In your opinion, what are the main challenges of incorporating decentralized and digitally enabled techniques in rare disease clinical trials?

Dr. Neilan: Application of the rapidly evolving new technologies or approaches is limited somewhat by lack of awareness or familiarity on the part of investigators and/or regulators, either of which may result in defaulting to older, “proven” means.

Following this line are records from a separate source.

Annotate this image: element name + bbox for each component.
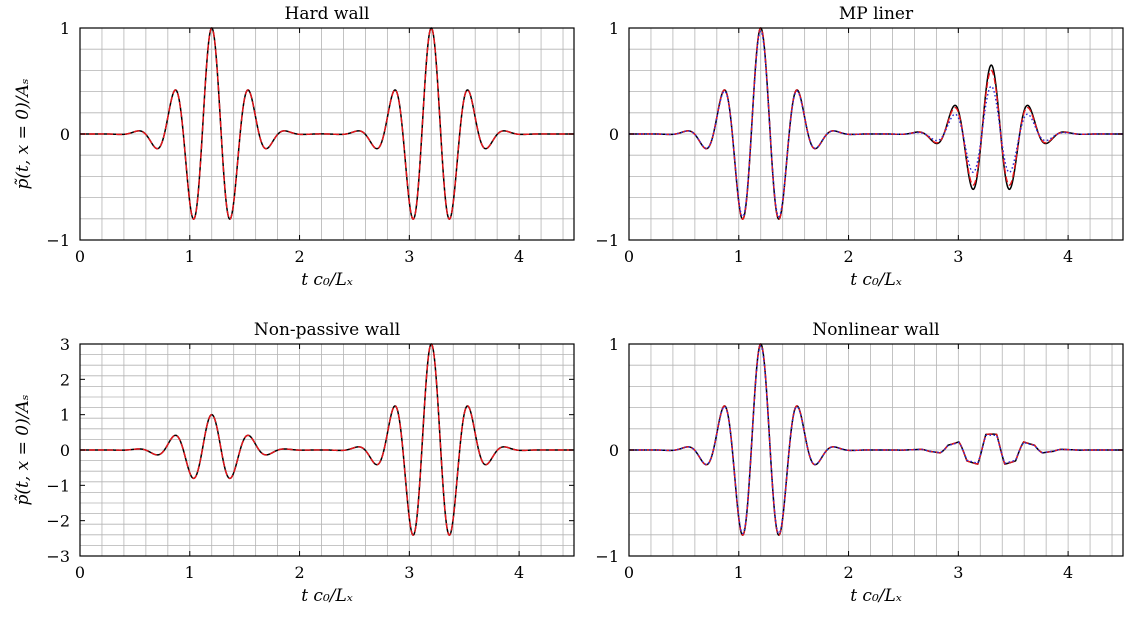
x-tick-label: 1: [734, 563, 744, 582]
y-tick-label: −1: [46, 476, 70, 495]
x-axis-label: t c₀/Lₓ: [301, 586, 353, 606]
x-tick-label: 0: [624, 563, 634, 582]
series-line-1: [80, 343, 574, 536]
y-tick-label: 3: [60, 335, 70, 354]
chart-panel-2: 0 1 2 3 4 −3 −2 −1 0 1 2 3 Non-passive wall t c₀/Lₓ p̃…: [13, 320, 575, 606]
y-tick-label: 0: [609, 441, 619, 460]
x-tick-label: 2: [294, 563, 304, 582]
x-tick-label: 0: [75, 247, 85, 266]
series-line-1: [80, 27, 574, 220]
x-tick-label: 0: [624, 247, 634, 266]
chart-panel-3: 0 1 2 3 4 −1 0 1 Nonlinear wall t c₀/Lₓ: [595, 320, 1124, 606]
y-tick-label: 1: [60, 19, 70, 38]
y-tick-label: 1: [609, 335, 619, 354]
series-line-1: [629, 343, 1123, 536]
x-tick-label: 3: [953, 247, 963, 266]
series-line-2: [629, 345, 1123, 535]
y-tick-label: 1: [60, 406, 70, 425]
y-tick-label: 0: [60, 125, 70, 144]
x-tick-label: 4: [514, 247, 524, 266]
x-tick-label: 3: [953, 563, 963, 582]
y-tick-label: 0: [60, 441, 70, 460]
x-tick-label: 0: [75, 563, 85, 582]
chart-title: Nonlinear wall: [812, 320, 939, 340]
series-line-0: [629, 343, 1123, 536]
series-line-2: [629, 30, 1123, 218]
y-tick-label: −1: [46, 231, 70, 250]
y-tick-label: 2: [60, 370, 70, 389]
x-tick-label: 2: [843, 247, 853, 266]
grid: [629, 28, 1123, 240]
x-tick-label: 4: [1063, 563, 1073, 582]
x-tick-label: 1: [185, 247, 195, 266]
chart-panel-0: 0 1 2 3 4 −1 0 1 Hard wall t c₀/Lₓ p̃(t, x = 0)/Aₛ: [13, 4, 575, 290]
chart-title: MP liner: [839, 4, 914, 24]
y-axis-label: p̃(t, x = 0)/Aₛ: [13, 394, 33, 505]
y-tick-label: −2: [46, 512, 70, 531]
x-tick-label: 1: [185, 563, 195, 582]
y-tick-label: 0: [609, 125, 619, 144]
y-tick-label: −1: [595, 547, 619, 566]
x-axis-label: t c₀/Lₓ: [850, 270, 902, 290]
chart-panel-1: 0 1 2 3 4 −1 0 1 MP liner t c₀/Lₓ: [595, 4, 1124, 290]
x-tick-label: 2: [843, 563, 853, 582]
x-tick-label: 3: [404, 563, 414, 582]
x-tick-label: 3: [404, 247, 414, 266]
series-line-0: [80, 27, 574, 220]
x-tick-label: 4: [1063, 247, 1073, 266]
y-axis-label: p̃(t, x = 0)/Aₛ: [13, 78, 33, 189]
x-tick-label: 1: [734, 247, 744, 266]
chart-title: Hard wall: [285, 4, 370, 24]
x-tick-label: 4: [514, 563, 524, 582]
chart-title: Non-passive wall: [254, 320, 400, 340]
y-tick-label: −3: [46, 547, 70, 566]
series-line-0: [629, 27, 1123, 220]
x-axis-label: t c₀/Lₓ: [301, 270, 353, 290]
y-tick-label: 1: [609, 19, 619, 38]
x-axis-label: t c₀/Lₓ: [850, 586, 902, 606]
series-line-1: [629, 27, 1123, 220]
y-tick-label: −1: [595, 231, 619, 250]
grid: [629, 344, 1123, 556]
x-tick-label: 2: [294, 247, 304, 266]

The concept of “fit for purpose” evaluations, which have been used before in similar trials, and therefore can be assumed to be readily accepted by regulators and thus to be a “safer” study design choice is obviously also a potential factor.

Of note, some exceptions to usual procedures were made as a matter of necessity during the height of the COVID-19 pandemic, which may not necessarily be used in future, if there is no longer a perception that the prevailing environment limits the safety/practicality of a more traditional clinical trial methodology.

Are there any examples of the NORD partnering with sponsors/industry to improve the use of DCT techniques in rare disease trials, or is this a future possibility?

Dr. Neilan: NORD is well versed on the burdens clinical trial participation causes for patients and their families. We’re also acutely aware of how such burdens often limit participation by under-represented populations and other specific groups, with adverse effects on clinical trial diversity, equity and inclusion. Therefore, we are committed to continuing to develop and employ decentralized clinical trial methodologies.

A noteworthy example of NORD’s approaches in this regard is the “HOME Study,” which is an FDA-funded, NORD-run, decentralized natural history study of metachromatic leukodystrophy (MLD). This is a forward-leaning study that — prior to the onset of the COVID-19 pandemic — was designed to be conducted entirely “online” with no traditional clinical research visits. Instead, data is self-reported by patients and/or family members via online surveys and other remote means. Each participant and/or family is provided with a tablet to help ensure connectivity for the study. The tablet enables video call visits with a research nurse, who uses the video connection to collect data, including assessment of the study’s primary endpoint, the Gross Motor Functional Classification — MLD scale. Another part of this study is an App, designed by IBM, that allows families to self-report additional data, such as non-study-related medical visits or other potentially relevant events, and to report on their satisfaction and/or experiences during the study.